Quest'ultima frase con particolare enfasi e lentezza perché introduce e spiega il dialogo finale
La salma del sunnominato militare è stata inumata nel cimitero militare di Redipuglia, tra i Caduti
della 3^ Armata, nel tumulo dei militari noti ma non identificati…”.
Ziu Badore, dopo un lungo silenzio, chiede a Bachisio Porcu:
- Ziu Badore (
) “… Ma in nui esti custu logu?
- Bachisio (Luca Mocci) : “ In Friuli, ziu Badò… In Italia”.
- Ziu Badore: “… e cantusu cin di vunti in custu campu santu ?
- Bachisio: “Kentu mitza... ”.
- Ziu Badore ha un sussulto:“… ih, e commenti podid' essi ? E cumment' esti sa tumba?

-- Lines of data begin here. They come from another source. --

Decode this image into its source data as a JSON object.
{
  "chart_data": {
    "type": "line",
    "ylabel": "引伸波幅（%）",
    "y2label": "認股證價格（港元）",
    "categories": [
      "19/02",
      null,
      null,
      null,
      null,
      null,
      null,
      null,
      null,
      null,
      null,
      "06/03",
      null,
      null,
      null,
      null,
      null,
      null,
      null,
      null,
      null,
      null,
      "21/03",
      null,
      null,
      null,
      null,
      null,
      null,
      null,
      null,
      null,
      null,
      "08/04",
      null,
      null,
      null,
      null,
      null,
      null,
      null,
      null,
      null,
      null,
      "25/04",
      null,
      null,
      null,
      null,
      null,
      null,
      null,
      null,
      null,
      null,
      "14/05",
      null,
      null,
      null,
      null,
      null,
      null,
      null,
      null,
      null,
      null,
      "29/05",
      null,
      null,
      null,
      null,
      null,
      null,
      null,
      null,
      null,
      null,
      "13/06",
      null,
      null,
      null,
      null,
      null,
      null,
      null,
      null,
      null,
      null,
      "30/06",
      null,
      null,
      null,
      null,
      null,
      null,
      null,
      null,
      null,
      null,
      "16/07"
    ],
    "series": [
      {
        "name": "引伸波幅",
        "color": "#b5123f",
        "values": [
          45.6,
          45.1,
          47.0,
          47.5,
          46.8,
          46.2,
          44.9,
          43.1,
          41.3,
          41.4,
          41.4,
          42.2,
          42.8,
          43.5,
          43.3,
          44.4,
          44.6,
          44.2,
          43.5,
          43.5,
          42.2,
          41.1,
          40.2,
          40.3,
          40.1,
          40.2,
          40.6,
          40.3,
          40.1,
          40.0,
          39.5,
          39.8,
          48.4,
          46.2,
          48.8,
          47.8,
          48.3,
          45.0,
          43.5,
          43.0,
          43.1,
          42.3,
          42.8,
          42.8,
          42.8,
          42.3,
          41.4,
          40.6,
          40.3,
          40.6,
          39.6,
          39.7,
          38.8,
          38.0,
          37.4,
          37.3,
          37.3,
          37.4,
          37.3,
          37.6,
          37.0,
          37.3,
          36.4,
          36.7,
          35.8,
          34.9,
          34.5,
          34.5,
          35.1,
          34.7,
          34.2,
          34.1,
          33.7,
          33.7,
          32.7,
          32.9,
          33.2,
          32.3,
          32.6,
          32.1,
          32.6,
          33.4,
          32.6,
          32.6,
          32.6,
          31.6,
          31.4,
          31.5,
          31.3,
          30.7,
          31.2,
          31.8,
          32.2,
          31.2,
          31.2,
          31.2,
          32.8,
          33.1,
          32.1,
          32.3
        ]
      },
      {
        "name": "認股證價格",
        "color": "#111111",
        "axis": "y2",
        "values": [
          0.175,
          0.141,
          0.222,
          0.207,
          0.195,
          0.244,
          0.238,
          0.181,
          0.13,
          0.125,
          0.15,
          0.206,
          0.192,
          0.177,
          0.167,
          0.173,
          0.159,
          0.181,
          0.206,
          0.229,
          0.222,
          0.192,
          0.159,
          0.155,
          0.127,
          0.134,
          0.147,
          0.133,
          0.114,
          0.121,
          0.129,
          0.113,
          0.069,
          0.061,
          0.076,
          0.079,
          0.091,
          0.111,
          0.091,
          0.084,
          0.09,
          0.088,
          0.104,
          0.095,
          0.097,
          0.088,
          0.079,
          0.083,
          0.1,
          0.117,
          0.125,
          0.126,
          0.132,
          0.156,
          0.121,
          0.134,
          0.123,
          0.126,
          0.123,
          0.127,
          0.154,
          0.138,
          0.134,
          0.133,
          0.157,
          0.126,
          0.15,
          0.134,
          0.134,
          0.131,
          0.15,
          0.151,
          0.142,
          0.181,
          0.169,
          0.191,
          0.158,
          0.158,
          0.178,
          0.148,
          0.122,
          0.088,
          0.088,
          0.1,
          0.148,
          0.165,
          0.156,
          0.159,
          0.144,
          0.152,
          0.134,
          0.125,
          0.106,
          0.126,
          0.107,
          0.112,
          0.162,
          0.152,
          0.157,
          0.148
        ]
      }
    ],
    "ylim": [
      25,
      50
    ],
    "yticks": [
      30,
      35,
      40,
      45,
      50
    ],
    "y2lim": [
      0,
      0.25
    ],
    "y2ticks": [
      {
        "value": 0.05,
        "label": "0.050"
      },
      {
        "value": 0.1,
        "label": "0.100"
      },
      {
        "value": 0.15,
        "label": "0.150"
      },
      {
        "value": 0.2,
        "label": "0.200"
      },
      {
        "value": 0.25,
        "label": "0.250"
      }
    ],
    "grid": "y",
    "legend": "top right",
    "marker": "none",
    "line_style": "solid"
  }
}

- Bachisio: “… tumba non bi n’hat… ziu Badò…”.
- Ziu Badore: “…E inziandusu commenti funti interrausu !?
- Bachisio: “ Sono ghettatos a pare, ziu Badò…
- Ziu Badore: “ E inziandusu Giuanni battista nostru commenmenti danti postu ?
- Bachisio: “Ke a totu sos àteros, ziu Badò… Est unu de sos kentu mitza…
Parte il video con l'inno della Brigata in sottofondo e le immagini del sacrario di Redipuglia.